I must admit I’ve wondered how useful support groups like Arthritis & Osteoporosis NSW are.

Most of my patients don't seem to use support groups, or at least they don't tell me about it. I assume that my patients who are doing well just get on with it. They don't bother to read this blog, they aren't likely to be searching forums.

So, do most patients need support groups?

Early this year, I visited the CEO of Arthritis & Osteoporosis NSW, Jannine Jackson. The organisation works hard to provide services, consisting of education, shared patient experiences and a sympathetic ear, for those who are looking for it.

They do this with what seems a very limited budget, with surprisingly little financial support from the government.

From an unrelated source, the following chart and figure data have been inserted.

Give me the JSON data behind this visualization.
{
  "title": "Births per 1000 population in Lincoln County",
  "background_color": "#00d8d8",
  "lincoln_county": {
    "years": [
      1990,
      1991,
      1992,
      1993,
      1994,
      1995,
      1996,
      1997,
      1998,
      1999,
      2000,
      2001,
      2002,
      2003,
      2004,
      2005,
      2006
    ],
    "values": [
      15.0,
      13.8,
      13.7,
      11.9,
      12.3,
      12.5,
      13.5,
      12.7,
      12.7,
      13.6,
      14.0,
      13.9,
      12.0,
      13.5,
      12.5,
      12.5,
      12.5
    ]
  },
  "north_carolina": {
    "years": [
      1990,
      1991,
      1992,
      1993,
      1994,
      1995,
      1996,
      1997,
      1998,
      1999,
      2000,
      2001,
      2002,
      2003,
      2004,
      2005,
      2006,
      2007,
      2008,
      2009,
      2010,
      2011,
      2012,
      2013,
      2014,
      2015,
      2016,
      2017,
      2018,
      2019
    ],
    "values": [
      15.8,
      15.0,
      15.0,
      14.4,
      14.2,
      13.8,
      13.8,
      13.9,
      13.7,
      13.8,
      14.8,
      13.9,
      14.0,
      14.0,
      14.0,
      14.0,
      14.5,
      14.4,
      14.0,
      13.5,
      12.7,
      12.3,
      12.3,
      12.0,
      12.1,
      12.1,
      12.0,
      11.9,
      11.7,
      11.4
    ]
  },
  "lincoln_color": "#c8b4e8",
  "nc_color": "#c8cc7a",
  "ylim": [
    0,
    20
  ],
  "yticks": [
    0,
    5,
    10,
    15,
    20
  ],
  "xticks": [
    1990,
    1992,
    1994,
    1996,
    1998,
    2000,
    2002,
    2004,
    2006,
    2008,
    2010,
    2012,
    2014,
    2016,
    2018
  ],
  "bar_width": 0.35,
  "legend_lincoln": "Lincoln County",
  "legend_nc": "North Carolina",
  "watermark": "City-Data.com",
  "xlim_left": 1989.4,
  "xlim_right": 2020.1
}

This does mean they have to be quite choosy in the causes they fight. A recent example is Arthritis & Osteoporosis NSW highlighting the serious lack of paediatric services for kids with juvenile arthritis. Check out the campaign here.

Support groups are dependent on members. A larger membership provides the organisation a louder voice with a stronger platform. Member subscriptions help sustain the organisation.

I've been mulling over my apathy to our local arthritis support group. Rheumatologists can do more. While most of my patients may not need their help, some do.

I do write about the need to improve awareness, in the general community and among health professionals, of many chronic arthritic and autoimmune diseases. If we are serious about this, we need very strong local support organisations.

How can I and my colleagues at BJC Health help?

How do we link those who need help with those who happily provide it?

And maybe, I should also be asking how those of you with chronic arthritis may in turn support these organisations who exist to support you?